Image d'illustration. DuneDino De Laurentiis Corporation / PR-ADN
Malgré la renommée du roman de Frank Herbert, J.R.R. Tolkien aurait choisi de prendre ses distances face à une œuvre qu’il n’appréciait pas.
Tl;dr
- Le Seigneur des Anneaux et Dune sont souvent comparés pour la richesse de leurs univers.
- J.R.R. Tolkien aurait fortement rejeté Dune, qu’il jugeait trop sombre et politique.
- Leurs visions opposées nourrissent encore le débat aujourd’hui.
Deux mondes légendaires en comparaison constante
Depuis la publication du premier roman de J.R.R. Tolkien en 1937, l’univers de la Terre du Milieu s’est imposé comme une référence absolue dans la littérature fantastique. Plus tard, avec la sortie de Dune par Frank Herbert en 1965, un parallèle presque inévitable s’est instauré entre les deux œuvres. Les amateurs des deux genres, qu’ils soient férus de fantasy ou de science-fiction, n’ont cessé d’opposer, ou d’associer, ces deux épopées pour leur incroyable richesse et la profondeur de leurs univers respectifs.
L’avis tranché de Tolkien sur Dune
Pourtant, loin d’être flatté par cette comparaison, J.R.R. Tolkien aurait clairement manifesté son désaccord. En 1966, dans une lettre adressée à son ami John Bush, documentée dans « Tolkien’s Library: An Annotated Checklist », l’auteur britannique ne cache pas son ressenti : « En fait, je n’aime pas Dune avec une certaine intensité… il vaut mieux garder le silence et refuser de commenter ». Plusieurs proches lui avaient envoyé un exemplaire du roman de Frank Herbert, mais rien n’y fit : son opinion demeura négative. Pourquoi ce rejet ? Le mystère reste entier, Tolkien se bornant à mentionner sa « forte aversion » sans plus d’explications.
Divergences profondes entre les univers
Certains avancent que l’approche radicalement différente de Frank Herbert, plus sombre et politique, pouvait heurter le créateur du Seigneur des Anneaux. Là où la saga Dune met à nu les manipulations religieuses et les luttes pour le pouvoir autour du précieux Spice, l’œuvre de J.R.R. Tolkien, marquée par sa foi catholique, exalte davantage la noblesse, le souvenir et la force rédemptrice du bien. La complexité n’est pas ici synonyme d’espoir chez Frank Herbert, mais plutôt d’un avenir incertain et parfois tragique.

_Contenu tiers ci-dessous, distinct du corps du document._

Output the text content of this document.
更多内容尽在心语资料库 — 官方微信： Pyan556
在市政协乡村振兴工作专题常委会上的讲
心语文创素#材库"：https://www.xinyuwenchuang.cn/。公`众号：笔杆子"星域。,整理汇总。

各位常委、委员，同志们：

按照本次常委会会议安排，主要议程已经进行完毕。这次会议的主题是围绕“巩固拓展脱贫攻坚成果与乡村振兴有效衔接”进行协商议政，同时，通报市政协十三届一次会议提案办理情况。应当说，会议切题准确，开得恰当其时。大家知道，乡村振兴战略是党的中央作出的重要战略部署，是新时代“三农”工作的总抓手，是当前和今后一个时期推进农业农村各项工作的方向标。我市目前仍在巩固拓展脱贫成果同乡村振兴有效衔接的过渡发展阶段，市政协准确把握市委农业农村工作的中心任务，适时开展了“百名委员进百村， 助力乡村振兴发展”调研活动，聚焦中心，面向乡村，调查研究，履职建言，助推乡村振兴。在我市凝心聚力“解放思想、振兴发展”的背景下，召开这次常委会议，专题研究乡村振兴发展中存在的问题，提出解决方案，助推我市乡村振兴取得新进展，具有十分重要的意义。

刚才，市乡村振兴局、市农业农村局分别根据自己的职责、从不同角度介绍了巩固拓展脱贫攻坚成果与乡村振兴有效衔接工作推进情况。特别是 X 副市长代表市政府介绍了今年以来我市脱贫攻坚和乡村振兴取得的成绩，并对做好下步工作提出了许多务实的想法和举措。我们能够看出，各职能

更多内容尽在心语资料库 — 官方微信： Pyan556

Cinéma et séries : une rivalité toujours vive
Avec l’adaptation cinématographique par Peter Jackson, puis celle menée plus récemment par Denis Villeneuve, cette rivalité artistique s’étend désormais jusqu’au petit écran : The Lord of the Rings: The Rings of Power et Dune: Prophecy offrent aux spectateurs une plongée renouvelée dans ces univers foisonnants. Faut-il trancher entre les deux ? La question reste ouverte ; tout dépend du regard porté sur ces mondes extraordinaires où chaque détail compte.
En définitive, qu’on préfère la douceur nostalgique des hobbits ou les luttes féroces pour le Spice sur Arrakis, le débat anime encore aujourd’hui lecteurs comme spectateurs passionnés.